Thursday, April 1, 2010

Nature of Money

Money is not wealth, it is only a tool used to exchange wealth between persons. The advantage of money is that it abstract labor to facilitate more complex trading arrangements. Say three people, Alice, Bob and Chuck are neighbors. Alice grows apples, Bob has a still, and Chuck has a chicken farm. Alice doesn't drink, Bob is a vegetarian, and Chuck doesn't like eating raw fruit. Alice loves chicken, Bob needs apples to distill, and Chuck likes to drink hard cider. Without money there is no ability to barter, but with money Bob can buy apples from Alice by selling cider to Chuck. Alice can buy chickens from Chuck by selling Apples to Bob, and Chuck can buy hard cider from Bob by selling chickens to Alice. By free trade, all can gain from each transaction and the total wealth of the community is increased.

Of course the money itself is simply a token with no intrinsic value - since it is not wealth but a means of coordinating wealth and the production of wealth. It is a means of communicating needs of consumers to producers.
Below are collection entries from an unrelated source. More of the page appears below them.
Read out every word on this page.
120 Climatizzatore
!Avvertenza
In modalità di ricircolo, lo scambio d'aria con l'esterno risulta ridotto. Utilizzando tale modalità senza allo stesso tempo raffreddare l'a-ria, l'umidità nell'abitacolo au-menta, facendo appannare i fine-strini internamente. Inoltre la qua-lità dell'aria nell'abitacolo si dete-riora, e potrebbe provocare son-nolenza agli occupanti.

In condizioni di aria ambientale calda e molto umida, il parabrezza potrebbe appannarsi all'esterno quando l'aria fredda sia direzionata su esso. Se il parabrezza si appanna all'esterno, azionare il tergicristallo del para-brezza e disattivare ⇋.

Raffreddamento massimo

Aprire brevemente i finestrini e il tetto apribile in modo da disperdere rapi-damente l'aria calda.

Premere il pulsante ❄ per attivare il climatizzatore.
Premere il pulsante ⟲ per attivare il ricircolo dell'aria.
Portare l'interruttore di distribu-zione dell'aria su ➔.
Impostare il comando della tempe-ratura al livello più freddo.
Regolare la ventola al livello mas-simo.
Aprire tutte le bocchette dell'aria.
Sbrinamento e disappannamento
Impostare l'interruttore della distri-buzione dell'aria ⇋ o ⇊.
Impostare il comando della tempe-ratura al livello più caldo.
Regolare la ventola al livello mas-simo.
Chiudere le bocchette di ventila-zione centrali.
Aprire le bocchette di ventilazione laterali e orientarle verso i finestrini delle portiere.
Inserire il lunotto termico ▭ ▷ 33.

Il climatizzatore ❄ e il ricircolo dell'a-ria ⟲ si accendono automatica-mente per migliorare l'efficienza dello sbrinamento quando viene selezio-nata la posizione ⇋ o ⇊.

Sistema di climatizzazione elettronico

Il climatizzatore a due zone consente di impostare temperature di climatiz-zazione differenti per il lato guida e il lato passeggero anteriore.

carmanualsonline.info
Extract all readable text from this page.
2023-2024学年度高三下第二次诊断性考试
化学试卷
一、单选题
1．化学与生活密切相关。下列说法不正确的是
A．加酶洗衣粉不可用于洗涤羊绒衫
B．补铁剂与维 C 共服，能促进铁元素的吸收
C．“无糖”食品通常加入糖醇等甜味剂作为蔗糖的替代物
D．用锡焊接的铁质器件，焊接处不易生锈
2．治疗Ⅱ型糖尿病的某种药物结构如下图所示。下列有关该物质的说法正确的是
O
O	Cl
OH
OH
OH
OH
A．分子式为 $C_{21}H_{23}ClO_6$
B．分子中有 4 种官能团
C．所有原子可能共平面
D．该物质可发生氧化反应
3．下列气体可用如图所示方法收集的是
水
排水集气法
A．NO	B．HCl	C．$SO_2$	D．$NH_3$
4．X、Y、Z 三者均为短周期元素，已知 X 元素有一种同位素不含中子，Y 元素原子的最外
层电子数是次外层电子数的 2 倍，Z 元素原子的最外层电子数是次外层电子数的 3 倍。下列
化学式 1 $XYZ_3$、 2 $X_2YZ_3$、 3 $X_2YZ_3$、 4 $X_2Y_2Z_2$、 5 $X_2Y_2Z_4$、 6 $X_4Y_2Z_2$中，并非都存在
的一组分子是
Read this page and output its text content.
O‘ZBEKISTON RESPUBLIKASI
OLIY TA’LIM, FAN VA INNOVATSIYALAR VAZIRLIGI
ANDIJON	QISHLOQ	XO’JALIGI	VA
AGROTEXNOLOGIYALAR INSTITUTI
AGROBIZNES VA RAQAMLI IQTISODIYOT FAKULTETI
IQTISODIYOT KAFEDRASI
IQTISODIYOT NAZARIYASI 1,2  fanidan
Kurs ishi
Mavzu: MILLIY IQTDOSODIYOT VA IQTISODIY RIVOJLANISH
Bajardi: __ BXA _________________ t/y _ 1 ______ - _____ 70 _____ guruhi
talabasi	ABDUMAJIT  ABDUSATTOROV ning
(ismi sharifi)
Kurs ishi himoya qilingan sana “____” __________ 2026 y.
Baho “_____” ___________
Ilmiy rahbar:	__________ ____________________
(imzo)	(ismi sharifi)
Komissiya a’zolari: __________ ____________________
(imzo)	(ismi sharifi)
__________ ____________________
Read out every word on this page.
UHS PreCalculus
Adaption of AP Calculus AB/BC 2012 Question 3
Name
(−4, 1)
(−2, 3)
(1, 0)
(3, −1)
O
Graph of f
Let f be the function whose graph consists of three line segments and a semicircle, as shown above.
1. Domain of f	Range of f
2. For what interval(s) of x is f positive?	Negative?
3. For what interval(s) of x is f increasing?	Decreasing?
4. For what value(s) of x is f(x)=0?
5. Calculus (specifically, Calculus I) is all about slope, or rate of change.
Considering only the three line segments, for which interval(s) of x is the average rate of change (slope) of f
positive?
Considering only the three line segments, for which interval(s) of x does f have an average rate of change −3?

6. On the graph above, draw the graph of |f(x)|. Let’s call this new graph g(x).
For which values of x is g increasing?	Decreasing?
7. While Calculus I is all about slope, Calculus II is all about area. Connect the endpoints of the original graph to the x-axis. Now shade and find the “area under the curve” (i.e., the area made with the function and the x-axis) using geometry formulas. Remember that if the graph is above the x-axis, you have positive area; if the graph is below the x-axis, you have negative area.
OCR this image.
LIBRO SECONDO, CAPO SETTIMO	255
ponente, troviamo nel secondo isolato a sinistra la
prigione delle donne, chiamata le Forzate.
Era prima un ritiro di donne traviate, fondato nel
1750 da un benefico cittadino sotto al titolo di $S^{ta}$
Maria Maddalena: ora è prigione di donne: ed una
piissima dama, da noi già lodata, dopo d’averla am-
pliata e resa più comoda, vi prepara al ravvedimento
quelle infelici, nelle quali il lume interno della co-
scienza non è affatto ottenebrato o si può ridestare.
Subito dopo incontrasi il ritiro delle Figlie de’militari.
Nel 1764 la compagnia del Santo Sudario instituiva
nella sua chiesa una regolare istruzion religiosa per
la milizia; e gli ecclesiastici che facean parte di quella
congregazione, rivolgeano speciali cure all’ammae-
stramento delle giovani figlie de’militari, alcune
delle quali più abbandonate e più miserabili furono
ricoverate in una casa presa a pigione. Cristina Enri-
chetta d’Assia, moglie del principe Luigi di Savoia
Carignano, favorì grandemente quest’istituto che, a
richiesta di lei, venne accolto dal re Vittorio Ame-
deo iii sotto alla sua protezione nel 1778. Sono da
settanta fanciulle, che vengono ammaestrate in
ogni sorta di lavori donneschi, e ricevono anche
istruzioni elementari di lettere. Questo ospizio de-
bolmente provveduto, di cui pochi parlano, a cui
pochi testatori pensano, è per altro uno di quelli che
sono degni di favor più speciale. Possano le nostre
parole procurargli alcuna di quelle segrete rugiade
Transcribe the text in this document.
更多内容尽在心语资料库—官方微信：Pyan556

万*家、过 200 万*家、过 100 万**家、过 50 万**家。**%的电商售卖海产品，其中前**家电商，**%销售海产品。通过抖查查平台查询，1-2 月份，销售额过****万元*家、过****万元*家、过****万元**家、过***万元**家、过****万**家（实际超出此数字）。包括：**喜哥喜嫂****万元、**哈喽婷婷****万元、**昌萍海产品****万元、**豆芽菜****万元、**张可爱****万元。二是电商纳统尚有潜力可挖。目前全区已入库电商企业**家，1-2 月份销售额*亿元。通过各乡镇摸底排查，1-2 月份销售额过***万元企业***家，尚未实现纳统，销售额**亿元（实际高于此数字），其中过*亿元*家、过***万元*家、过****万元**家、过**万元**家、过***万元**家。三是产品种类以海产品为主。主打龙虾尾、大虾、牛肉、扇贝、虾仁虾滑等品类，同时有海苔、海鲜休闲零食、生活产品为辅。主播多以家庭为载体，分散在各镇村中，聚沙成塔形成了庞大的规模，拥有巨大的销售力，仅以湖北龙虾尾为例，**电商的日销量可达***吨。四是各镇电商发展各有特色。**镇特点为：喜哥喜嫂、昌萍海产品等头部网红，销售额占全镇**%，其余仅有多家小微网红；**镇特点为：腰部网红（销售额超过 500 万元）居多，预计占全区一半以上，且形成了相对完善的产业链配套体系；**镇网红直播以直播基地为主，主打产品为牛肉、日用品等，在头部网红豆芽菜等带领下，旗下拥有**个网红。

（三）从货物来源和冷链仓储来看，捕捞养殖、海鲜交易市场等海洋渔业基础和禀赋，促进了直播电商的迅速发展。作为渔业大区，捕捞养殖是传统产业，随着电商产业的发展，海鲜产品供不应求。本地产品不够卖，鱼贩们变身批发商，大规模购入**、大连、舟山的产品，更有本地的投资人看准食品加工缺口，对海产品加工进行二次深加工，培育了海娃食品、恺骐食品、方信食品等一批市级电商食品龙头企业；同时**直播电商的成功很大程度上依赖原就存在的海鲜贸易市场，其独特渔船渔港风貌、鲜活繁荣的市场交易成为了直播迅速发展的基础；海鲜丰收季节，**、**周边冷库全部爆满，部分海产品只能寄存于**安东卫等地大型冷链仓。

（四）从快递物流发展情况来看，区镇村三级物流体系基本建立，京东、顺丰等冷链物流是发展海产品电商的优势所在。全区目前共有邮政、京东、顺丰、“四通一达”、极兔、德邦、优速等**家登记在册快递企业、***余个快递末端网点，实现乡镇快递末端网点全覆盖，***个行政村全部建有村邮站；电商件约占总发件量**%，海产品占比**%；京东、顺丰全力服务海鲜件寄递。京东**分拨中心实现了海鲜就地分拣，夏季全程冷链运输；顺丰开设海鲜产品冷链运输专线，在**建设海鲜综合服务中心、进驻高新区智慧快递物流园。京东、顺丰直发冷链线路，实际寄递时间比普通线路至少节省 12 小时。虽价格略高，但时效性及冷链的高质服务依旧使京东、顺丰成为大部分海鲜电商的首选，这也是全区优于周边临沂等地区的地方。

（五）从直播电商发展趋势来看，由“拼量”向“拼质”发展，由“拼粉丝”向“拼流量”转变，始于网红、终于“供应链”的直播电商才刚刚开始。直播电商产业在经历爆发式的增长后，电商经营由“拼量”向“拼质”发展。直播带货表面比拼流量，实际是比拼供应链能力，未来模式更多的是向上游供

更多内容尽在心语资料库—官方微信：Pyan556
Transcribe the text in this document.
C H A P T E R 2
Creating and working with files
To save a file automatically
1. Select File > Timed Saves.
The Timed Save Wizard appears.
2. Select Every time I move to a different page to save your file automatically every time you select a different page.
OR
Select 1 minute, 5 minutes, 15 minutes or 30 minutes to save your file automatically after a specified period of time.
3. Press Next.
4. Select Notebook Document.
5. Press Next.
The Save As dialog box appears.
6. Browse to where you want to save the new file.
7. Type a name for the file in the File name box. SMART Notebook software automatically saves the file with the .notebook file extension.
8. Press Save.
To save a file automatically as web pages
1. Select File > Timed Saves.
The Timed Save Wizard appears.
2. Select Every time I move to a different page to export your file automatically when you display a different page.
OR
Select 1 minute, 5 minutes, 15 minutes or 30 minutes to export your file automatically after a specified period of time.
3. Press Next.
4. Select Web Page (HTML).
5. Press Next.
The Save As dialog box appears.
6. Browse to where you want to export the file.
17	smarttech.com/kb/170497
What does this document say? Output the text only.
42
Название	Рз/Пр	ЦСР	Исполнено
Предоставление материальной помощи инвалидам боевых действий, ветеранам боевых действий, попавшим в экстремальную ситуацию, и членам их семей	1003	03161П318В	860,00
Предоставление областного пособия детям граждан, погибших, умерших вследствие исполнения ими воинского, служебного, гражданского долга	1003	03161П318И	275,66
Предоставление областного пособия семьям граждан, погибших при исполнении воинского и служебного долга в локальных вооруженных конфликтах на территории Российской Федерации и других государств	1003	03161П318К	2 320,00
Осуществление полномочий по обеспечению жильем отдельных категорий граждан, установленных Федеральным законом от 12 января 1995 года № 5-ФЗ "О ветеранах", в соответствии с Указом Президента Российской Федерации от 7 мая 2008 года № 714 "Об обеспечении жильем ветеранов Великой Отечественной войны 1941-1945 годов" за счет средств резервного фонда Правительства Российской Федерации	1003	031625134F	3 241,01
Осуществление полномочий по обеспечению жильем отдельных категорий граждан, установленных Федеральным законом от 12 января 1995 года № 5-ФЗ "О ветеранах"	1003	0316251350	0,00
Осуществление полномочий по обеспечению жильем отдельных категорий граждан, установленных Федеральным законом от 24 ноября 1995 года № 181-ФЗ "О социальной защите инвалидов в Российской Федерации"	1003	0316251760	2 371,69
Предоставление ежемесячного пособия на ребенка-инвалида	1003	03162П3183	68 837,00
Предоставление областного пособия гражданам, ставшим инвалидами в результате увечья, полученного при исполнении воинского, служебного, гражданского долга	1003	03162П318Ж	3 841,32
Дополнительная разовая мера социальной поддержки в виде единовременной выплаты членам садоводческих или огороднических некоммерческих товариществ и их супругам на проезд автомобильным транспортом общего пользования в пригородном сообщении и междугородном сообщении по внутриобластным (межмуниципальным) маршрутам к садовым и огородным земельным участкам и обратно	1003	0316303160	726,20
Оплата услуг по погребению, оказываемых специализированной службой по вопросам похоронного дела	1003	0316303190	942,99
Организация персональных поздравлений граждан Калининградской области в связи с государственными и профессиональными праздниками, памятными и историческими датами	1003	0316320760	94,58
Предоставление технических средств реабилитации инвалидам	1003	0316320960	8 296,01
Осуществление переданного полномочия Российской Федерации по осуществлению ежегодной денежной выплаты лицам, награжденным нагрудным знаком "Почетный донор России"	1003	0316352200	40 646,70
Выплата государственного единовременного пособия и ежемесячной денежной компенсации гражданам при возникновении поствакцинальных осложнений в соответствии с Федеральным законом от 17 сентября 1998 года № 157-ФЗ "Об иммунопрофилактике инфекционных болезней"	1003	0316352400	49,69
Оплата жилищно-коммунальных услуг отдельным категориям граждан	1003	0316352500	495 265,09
Perhaps it can be seen as potential wealth, while good and services could be seen as kinetic or "real" wealth.

A market is a means of discovering the relative importance of objects and activities. If left to itself, a market will lead to the most efficient allocation of resources to meet the needs of the community it serves. Coercion (i.e. governmental interference) can only serve to distort the allocation of resources by effectively granting government leaders a larger voice in the market's determinations than reality would grant.

The free market may be the worst means of coordinating the production and fair distribution of wealth, except for every other means of coordination ever tried to date.